Key elements of the final framework include changes to the standardised approach to credit risk capital for real estate, restrictions on modelled risk estimates by banks using the internal ratings-based (IRB) approach to credit risk capital, and the removal of provisions for banks to use internal models to determine their operational risk capital requirements.
The Basel Committee has also agreed to introduce a 'floor' to limit the reduction in capital requirements available to banks using capital models relative to those using the standardised approaches.
APRA chairman Wayne Byres said APRA's ADI capital framework, including the adjustments made to IRB risk weights in 2016, is well-equipped to accommodate the final Basel III framework.
“We welcome the finalisation of these measures which represent the final stage of a decade’s financial reform work aimed at building resilience in the financial system following the global financial crisis,” Mr Byres said.
“Importantly for Australian ADIs, these final Basel III reforms will be accommodated within the targets APRA set in July this year in our assessment of the quantum and timing of capital increases for Australian ADIs to achieve unquestionably strong capital ratios,” Mr Byres said.

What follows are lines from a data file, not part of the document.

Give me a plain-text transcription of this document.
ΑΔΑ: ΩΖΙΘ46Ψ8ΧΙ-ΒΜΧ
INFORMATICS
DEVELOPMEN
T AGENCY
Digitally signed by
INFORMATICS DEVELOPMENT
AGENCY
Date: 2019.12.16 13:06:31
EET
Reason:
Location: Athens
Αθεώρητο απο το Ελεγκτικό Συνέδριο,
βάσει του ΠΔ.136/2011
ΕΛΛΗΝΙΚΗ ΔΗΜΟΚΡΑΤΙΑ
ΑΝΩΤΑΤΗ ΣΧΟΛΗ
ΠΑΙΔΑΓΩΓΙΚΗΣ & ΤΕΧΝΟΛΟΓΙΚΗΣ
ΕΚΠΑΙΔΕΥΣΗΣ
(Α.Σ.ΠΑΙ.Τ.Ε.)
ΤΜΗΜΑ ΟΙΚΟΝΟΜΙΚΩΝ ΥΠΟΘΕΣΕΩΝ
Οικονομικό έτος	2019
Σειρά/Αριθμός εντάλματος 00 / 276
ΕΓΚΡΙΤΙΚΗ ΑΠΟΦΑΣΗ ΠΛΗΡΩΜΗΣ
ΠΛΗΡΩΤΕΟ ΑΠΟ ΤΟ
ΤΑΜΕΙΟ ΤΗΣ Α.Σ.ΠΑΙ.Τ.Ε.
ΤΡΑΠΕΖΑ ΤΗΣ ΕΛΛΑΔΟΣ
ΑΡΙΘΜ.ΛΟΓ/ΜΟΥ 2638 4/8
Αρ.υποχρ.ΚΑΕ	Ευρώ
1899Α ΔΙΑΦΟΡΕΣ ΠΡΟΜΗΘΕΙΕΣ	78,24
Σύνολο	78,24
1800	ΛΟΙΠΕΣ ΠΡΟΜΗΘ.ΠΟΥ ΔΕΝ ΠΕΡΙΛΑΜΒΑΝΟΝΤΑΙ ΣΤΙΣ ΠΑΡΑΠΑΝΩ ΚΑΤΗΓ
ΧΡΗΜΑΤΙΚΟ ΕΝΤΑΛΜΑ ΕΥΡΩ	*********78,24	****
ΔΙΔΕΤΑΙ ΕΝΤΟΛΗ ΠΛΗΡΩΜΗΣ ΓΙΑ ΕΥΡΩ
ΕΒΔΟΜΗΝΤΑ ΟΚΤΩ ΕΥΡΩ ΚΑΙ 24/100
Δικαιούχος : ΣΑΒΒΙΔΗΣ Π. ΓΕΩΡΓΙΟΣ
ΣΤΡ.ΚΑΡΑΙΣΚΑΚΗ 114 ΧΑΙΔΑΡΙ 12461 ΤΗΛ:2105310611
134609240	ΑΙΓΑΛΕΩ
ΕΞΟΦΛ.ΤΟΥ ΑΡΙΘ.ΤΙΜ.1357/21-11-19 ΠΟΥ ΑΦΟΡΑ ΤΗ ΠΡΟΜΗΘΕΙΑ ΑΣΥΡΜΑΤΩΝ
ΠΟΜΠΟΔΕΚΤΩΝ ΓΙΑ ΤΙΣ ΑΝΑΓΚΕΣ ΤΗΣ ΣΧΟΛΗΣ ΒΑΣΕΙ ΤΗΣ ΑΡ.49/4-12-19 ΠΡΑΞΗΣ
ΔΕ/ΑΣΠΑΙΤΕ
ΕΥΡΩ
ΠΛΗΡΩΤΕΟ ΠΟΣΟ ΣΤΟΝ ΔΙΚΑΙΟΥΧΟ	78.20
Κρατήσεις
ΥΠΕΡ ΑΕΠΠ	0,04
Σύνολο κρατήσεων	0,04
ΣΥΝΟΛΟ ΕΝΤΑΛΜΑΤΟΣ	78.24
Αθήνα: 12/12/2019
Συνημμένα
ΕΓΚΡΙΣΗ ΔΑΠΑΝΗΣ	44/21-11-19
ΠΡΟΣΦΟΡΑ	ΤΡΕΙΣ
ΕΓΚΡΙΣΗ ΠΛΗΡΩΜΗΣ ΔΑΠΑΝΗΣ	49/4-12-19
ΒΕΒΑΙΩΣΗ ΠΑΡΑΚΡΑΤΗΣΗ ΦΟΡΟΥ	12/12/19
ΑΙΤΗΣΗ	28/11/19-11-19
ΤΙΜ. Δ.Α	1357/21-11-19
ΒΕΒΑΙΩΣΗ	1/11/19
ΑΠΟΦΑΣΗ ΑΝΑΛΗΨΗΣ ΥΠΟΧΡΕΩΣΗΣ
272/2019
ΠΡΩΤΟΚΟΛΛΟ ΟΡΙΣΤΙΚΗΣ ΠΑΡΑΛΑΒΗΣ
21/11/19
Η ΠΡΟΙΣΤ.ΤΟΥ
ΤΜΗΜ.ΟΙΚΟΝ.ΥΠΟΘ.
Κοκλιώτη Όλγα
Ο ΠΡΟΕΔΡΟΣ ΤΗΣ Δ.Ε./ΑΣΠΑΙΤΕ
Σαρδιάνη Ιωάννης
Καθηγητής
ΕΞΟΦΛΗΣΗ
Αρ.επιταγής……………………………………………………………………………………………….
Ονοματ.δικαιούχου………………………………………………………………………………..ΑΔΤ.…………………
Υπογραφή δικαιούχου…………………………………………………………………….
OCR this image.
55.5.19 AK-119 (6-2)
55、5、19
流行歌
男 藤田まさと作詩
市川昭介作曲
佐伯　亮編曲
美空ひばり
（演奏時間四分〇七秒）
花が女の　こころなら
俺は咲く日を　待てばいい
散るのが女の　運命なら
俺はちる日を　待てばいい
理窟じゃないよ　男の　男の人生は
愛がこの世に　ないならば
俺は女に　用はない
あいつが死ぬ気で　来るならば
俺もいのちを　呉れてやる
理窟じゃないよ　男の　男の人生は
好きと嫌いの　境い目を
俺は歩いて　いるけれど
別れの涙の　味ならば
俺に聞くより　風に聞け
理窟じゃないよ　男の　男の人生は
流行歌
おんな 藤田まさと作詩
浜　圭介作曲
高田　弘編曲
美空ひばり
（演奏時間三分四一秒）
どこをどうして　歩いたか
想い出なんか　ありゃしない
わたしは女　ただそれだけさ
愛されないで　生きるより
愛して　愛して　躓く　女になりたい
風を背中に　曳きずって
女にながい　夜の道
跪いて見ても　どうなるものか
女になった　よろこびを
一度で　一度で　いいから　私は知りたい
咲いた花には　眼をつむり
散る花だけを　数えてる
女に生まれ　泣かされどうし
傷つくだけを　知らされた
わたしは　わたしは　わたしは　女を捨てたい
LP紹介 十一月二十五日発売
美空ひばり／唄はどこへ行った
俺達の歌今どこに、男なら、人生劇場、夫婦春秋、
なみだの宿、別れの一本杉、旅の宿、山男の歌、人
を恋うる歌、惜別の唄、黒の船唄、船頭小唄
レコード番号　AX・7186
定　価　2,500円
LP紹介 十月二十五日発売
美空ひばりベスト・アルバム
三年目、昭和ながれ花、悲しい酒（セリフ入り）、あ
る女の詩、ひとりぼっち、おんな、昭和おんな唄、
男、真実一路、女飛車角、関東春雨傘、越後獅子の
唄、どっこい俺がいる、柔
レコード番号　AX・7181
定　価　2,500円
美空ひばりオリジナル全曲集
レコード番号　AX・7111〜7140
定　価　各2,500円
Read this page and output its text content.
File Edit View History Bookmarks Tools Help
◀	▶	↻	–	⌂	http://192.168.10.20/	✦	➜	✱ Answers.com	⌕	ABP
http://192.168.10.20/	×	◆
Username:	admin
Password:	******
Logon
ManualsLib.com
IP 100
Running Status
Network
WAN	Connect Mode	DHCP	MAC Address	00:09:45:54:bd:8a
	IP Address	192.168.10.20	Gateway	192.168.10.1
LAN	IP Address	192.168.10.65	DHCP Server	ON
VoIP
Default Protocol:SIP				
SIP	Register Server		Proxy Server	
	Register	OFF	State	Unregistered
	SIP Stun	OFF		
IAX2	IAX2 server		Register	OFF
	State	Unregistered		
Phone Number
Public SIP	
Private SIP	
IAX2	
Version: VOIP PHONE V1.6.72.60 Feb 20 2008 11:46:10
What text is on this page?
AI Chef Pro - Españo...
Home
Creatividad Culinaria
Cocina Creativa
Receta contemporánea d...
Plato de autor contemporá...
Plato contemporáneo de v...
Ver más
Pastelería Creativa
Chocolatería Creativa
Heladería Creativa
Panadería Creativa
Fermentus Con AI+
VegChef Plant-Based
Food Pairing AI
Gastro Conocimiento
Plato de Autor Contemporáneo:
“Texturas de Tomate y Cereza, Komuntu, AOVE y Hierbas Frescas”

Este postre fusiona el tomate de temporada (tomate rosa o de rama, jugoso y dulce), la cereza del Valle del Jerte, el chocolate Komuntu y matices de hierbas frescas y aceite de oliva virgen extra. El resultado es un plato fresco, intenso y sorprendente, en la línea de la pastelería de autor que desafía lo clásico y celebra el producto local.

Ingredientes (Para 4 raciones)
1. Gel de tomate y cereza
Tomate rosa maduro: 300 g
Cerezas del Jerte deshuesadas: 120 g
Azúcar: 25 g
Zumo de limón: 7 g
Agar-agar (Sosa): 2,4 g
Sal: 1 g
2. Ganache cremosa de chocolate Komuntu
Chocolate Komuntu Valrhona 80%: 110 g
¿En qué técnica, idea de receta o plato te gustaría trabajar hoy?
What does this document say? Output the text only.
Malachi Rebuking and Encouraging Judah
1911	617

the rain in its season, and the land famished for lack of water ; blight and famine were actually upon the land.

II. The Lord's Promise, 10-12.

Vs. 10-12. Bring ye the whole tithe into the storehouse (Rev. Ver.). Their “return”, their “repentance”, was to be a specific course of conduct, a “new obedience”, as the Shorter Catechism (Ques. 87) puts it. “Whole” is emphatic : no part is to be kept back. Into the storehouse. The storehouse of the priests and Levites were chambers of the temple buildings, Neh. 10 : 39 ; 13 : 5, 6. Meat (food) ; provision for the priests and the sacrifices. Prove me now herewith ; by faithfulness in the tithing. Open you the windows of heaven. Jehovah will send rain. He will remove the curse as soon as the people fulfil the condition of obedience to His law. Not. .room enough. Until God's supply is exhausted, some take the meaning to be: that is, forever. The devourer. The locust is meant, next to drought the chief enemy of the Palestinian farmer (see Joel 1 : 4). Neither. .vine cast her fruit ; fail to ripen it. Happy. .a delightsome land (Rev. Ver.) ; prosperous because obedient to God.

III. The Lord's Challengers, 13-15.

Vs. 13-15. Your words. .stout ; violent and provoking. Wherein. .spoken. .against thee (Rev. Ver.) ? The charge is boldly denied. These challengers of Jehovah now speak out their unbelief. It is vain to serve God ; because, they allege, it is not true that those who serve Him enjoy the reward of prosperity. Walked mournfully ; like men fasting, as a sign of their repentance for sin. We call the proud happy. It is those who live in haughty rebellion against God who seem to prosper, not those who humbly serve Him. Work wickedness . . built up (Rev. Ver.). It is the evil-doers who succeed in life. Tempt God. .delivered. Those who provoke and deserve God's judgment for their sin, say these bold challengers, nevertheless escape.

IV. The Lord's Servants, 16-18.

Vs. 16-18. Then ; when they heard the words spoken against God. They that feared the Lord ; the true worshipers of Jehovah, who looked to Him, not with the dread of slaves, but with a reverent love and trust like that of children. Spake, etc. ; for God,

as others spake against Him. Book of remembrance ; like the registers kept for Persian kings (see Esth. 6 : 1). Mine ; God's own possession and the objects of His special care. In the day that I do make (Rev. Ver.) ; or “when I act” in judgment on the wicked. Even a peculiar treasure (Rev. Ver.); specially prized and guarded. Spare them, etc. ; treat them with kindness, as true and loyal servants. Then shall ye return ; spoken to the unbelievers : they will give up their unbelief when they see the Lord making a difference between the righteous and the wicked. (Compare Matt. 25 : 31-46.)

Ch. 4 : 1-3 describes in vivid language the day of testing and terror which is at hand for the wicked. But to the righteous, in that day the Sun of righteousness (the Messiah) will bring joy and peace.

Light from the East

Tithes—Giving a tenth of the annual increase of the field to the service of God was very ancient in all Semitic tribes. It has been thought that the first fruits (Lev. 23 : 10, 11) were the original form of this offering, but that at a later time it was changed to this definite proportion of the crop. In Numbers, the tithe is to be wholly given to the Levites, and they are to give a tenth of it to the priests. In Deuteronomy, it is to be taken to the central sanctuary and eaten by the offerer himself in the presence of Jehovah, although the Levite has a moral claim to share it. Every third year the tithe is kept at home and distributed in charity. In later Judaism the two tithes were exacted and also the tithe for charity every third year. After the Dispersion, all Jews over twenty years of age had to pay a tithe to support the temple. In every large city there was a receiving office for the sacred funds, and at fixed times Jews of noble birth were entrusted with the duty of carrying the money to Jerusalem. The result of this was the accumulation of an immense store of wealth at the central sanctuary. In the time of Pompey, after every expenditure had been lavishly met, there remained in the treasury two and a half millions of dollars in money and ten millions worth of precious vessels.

The Basel Committee has agreed to an implementation timetable commencing in 2022 for the final Basel III reforms. APRA will consider the appropriate effective date for revisions to the ADI prudential standards in light of the Basel Committee’s announcement and expects to commence consultation on revisions to the ADI capital framework in early 2018.
However, consistent with its July 2017 announcement, APRA reaffirms its expectation that ADIs should be following strategies to increase their capital strength to exceed the unquestionably strong benchmarks by 1 January 2020.
The 2018 consultation will be based on the final Basel III framework but with appropriate adjustments to reflect APRA’s approach and Australian conditions, most notably adjustments to capital requirements for higher risk residential mortgage lending, consistent with the achievement of unquestionably strong capital ratios.